Congressional challenge to retirement policy
As reported by the Senate Banking Committee and Cointelegraph, Senator Bernie Sanders, Senator Elizabeth Warren and Representative Bobby Scott called on acting Labor Secretary Keith Sonderling in a Tuesday letter to rescind a proposal that would allow private equity, digital assets, private credit and other alternative assets in 401(k) plans.The lawmakers, who serve as ranking members on the Senate Banking Committee, the Senate Committee on Health, Education, Labor and Pensions, and the House Committee on Education and Workforce, say the policy would expose retirement accounts to highly volatile assets such as digital currency. In the letter, they cite what they describe as weak regulation and limited safeguards, arguing that many cryptocurrencies remain vulnerable to fraud.
They also say the current administration has weakened enforcement against crypto fraud at agencies including the Securities and Exchange Commission. The letter adds that the application of securities laws to crypto assets is still evolving, meaning protections commonly available to investors in public securities may not extend to digital tokens in the same way.

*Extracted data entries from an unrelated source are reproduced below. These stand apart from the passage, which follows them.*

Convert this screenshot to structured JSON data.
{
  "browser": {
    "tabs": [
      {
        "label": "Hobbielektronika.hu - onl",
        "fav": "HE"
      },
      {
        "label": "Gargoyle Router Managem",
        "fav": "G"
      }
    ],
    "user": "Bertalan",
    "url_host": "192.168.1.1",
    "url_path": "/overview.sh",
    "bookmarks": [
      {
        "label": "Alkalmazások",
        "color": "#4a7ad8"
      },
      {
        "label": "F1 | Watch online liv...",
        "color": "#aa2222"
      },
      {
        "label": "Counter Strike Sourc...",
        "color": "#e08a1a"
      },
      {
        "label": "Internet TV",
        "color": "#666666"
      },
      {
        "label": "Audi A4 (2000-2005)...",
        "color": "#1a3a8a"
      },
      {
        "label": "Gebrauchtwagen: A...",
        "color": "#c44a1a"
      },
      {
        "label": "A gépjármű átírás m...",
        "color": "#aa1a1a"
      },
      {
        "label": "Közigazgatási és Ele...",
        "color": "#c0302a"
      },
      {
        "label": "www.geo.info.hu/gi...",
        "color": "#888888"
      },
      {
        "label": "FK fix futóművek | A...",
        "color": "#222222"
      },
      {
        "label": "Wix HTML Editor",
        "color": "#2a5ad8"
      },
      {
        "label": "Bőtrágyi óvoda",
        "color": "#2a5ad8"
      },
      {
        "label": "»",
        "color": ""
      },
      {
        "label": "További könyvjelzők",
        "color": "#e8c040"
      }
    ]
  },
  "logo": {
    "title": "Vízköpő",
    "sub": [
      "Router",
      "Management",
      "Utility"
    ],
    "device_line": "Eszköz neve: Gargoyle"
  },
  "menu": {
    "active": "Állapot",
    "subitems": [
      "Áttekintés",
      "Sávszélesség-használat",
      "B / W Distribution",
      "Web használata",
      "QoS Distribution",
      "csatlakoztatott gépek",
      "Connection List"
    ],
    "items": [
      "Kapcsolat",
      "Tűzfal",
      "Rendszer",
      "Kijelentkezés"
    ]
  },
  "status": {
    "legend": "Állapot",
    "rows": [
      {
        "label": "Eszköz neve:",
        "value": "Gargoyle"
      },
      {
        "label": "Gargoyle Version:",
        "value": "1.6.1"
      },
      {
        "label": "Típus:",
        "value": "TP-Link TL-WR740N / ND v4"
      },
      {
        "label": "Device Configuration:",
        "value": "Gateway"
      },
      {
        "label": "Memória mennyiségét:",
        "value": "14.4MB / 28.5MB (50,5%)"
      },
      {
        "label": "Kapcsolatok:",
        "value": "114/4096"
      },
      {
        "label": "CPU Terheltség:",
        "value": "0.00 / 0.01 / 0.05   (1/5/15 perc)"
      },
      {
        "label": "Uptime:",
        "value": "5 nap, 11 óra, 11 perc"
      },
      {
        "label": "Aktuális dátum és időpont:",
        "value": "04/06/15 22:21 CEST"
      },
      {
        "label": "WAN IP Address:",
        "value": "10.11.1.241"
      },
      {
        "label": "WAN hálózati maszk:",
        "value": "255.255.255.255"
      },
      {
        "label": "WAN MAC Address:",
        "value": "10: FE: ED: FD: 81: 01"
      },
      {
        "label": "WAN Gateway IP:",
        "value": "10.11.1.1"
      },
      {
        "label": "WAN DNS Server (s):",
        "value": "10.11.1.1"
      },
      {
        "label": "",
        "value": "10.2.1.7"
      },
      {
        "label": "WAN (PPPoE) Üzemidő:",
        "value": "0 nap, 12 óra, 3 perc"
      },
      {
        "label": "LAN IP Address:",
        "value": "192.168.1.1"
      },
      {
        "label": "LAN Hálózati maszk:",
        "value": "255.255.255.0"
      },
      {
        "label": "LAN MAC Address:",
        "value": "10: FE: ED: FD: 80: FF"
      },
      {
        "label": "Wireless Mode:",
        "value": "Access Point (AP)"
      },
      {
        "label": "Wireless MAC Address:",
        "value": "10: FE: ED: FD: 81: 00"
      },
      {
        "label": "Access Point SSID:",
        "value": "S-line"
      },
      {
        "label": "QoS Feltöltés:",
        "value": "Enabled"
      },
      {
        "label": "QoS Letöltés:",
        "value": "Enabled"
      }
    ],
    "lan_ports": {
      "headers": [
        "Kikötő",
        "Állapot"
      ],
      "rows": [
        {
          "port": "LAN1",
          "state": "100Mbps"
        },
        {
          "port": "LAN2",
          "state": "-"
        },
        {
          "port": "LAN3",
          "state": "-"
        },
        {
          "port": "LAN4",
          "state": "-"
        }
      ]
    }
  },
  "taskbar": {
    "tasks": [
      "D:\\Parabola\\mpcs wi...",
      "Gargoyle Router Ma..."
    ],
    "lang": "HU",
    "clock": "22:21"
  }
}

Political and market implications
The Labor Department proposal was announced in March and follows an August 2025 executive order from President Donald Trump directing federal agencies to democratize access to alternative assets, including crypto. Data from the Investment Company Institute show Americans held about $10.1 trillion in 401(k) plans as of Dec. 31, underscoring the scale of the potential policy impact.Sanders, Warren and Scott also question whether the policy could financially benefit people in the current administration, pointing to what they describe as conflicts of interest tied to Trump's family's crypto venture, World Liberty Financial. Their objections echo broader Democratic concerns around digital asset legislation, including the CLARITY Act, where some senators say they will not support measures that do not include ethics provisions.
The dispute highlights a wider battle over how far crypto products should be integrated into mainstream retirement investing in the U.S. For retirement plan providers and asset managers, any shift in Labor Department policy could reshape product offerings, compliance expectations and political scrutiny across the savings industry.
Our earlier coverage focused on congressional Democrats urging the U.S. Department of Labor to withdraw a proposal that would open 401(k) plans to alternative assets such as private equity, private credit and digital assets. They argued the change could expose trillions in retirement savings to higher fees, greater complexity and increased volatility, potentially raising the risk of losses for older workers. The article also noted lawmakers’ concerns about possible conflicts of interest tied to the Trump family’s crypto venture.